Messrs. Forrest & Son received a design and order for the construction of a steel boat 28 ft. long, 6 ft. beam, and 2 ft. 6 in. deep. It was to be built of Siemens steel galvanized, and divided into twelve sections, each weighing about 75 lbs. The fore and aft sections were to be decked and watertight, to give buoyancy in case of accident.
From Egypt were despatched to Zanzibar 510 Remington rifles, 2 tons of gunpowder, 350,000 percussion caps, and 100,000 rounds Remington ammunition. In England the War Office furnished me with 30,000 Gatling cartridges, and from Messrs. Kynoch & Co., Birmingham, I received 35,000 special Remington cartridges. Messrs. Watson & Co., of 4, Pall Mall, packed up 50 Winchester repeaters and 50,000 Winchester cartridges. Hiram Maxim, the inventor of the Maxim Automatic Gun, donated as a gift one of his wonderful weapons, with shield attached mounted on a light but effective stand.
We despatched to Zanzibar 100 shovels, 100 hoes, for forming breastworks, 100 axes for palisading the camp, 100 bill-hooks for building zeribas.
Messrs. Burroughs & Welcome, of Snowhill Buildings, London, the well-known chemists, furnished gratis nine beautiful chests replete with every medicament necessary to combat the endemic diseases peculiar to Africa. Every drug was in tablets mixed with quick solvents, every compartment was well stocked with essentials for the doctor and surgeon. Nothing was omitted, and we all owe a deep debt of gratitude to these gentlemen, not only for the intrinsic value of these chests and excellent medicines, but also for the personal selection of the best that London could furnish, and the supervision of the packing, by which means we were enabled to transport them to Yambuya without damage.
Messrs. John Edgington & Co., of Duke Street, London, took charge of our tents, and made them out of canvas dipped in a preservative of sulphate of copper which preserved them for three years. Notwithstanding their exposure to three hundred days of rain, for the first time in my experience in Africa I possessed a tent which, after arrival at Zanzibar in 1889, was well able to endure two hundred days more of rain.
Messrs. Fortnum & Mason, of Piccadilly, packed up forty carrier loads of choicest provisions. Every article was superb, the tea retained its flavour to the last, the coffee was of the purest Mocha, the Liebig Company's Extract was of the choicest, and the packing of all was excellent.
CAPTAIN NELSON.
I need not enumerate what else was purchased. Four expeditions into Africa, with my old lists of miscellanea before me, enabled me to choose the various articles, and in Sir Francis de Winton and Captain Grant Elliott I had valuable assistants who would know what magazines to patronize, and who could check the deliveries.
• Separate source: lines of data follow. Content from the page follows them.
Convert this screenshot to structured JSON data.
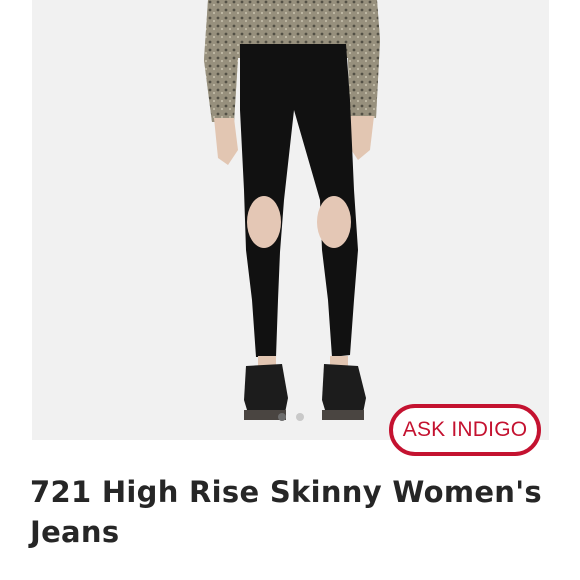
{
  "product": {
    "title": "721 High Rise Skinny Women's Jeans",
    "image_alt": "Model wearing black high rise skinny jeans with ripped knees and black sneakers"
  },
  "carousel": {
    "dot_count": 2,
    "active_index": 0
  },
  "assistant": {
    "label": "ASK INDIGO"
  },
  "colors": {
    "accent": "#c41230",
    "title_text": "#262626",
    "image_background": "#f1f1f1"
  }
}
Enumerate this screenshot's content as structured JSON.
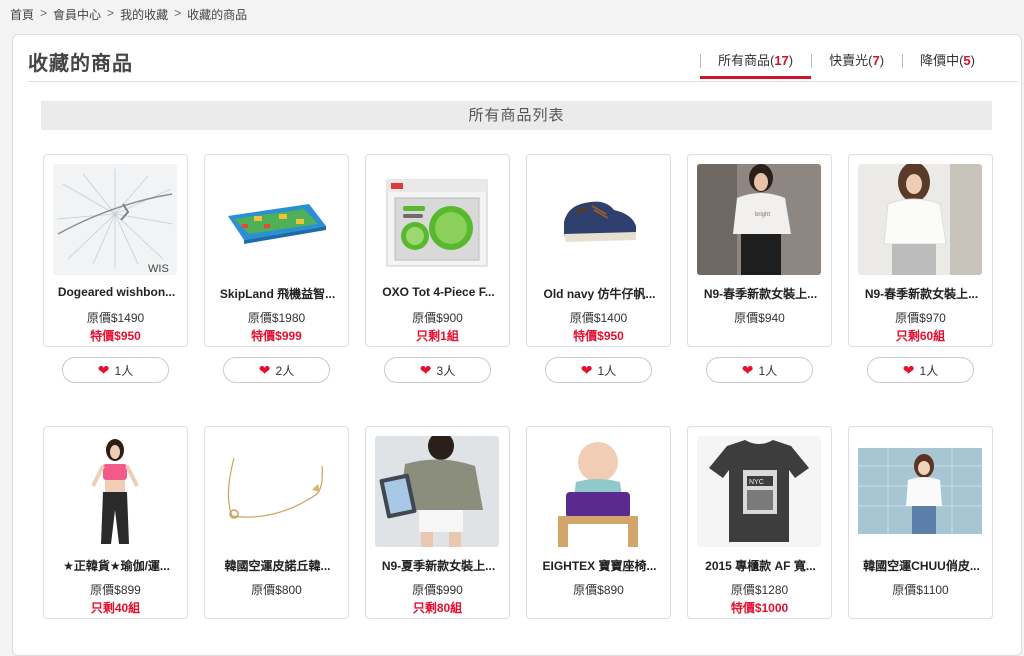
{
  "breadcrumb": {
    "items": [
      "首頁",
      "會員中心",
      "我的收藏",
      "收藏的商品"
    ],
    "separator": ">"
  },
  "page_title": "收藏的商品",
  "tabs": [
    {
      "label": "所有商品",
      "count": "17",
      "active": true
    },
    {
      "label": "快賣光",
      "count": "7",
      "active": false
    },
    {
      "label": "降價中",
      "count": "5",
      "active": false
    }
  ],
  "section_title": "所有商品列表",
  "colors": {
    "accent": "#d0122c",
    "sale": "#e3102f"
  },
  "products": [
    {
      "name": "Dogeared wishbon...",
      "orig": "原價$1490",
      "sale": "特價$950",
      "likes": "1人"
    },
    {
      "name": "SkipLand 飛機益智...",
      "orig": "原價$1980",
      "sale": "特價$999",
      "likes": "2人"
    },
    {
      "name": "OXO Tot 4-Piece F...",
      "orig": "原價$900",
      "sale": "只剩1組",
      "likes": "3人"
    },
    {
      "name": "Old navy 仿牛仔帆...",
      "orig": "原價$1400",
      "sale": "特價$950",
      "likes": "1人"
    },
    {
      "name": "N9-春季新款女裝上...",
      "orig": "原價$940",
      "sale": "",
      "likes": "1人"
    },
    {
      "name": "N9-春季新款女裝上...",
      "orig": "原價$970",
      "sale": "只剩60組",
      "likes": "1人"
    },
    {
      "name": "★正韓貨★瑜伽/運...",
      "orig": "原價$899",
      "sale": "只剩40組",
      "likes": ""
    },
    {
      "name": "韓國空運皮諾丘韓...",
      "orig": "原價$800",
      "sale": "",
      "likes": ""
    },
    {
      "name": "N9-夏季新款女裝上...",
      "orig": "原價$990",
      "sale": "只剩80組",
      "likes": ""
    },
    {
      "name": "EIGHTEX 寶寶座椅...",
      "orig": "原價$890",
      "sale": "",
      "likes": ""
    },
    {
      "name": "2015 專櫃款 AF 寬...",
      "orig": "原價$1280",
      "sale": "特價$1000",
      "likes": ""
    },
    {
      "name": "韓國空運CHUU俏皮...",
      "orig": "原價$1100",
      "sale": "",
      "likes": ""
    }
  ]
}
Colonel Sir Francis de Winton was my successor on the Congo, and he gave me gratuitously and out of pure friendship the benefit of his great experience, and his masterly knowledge of business to assist me in the despatch of the various businesses connected with the expedition, especially in answering letters, and selecting out of the hundreds of eager applicants for membership a few officers to form a staff.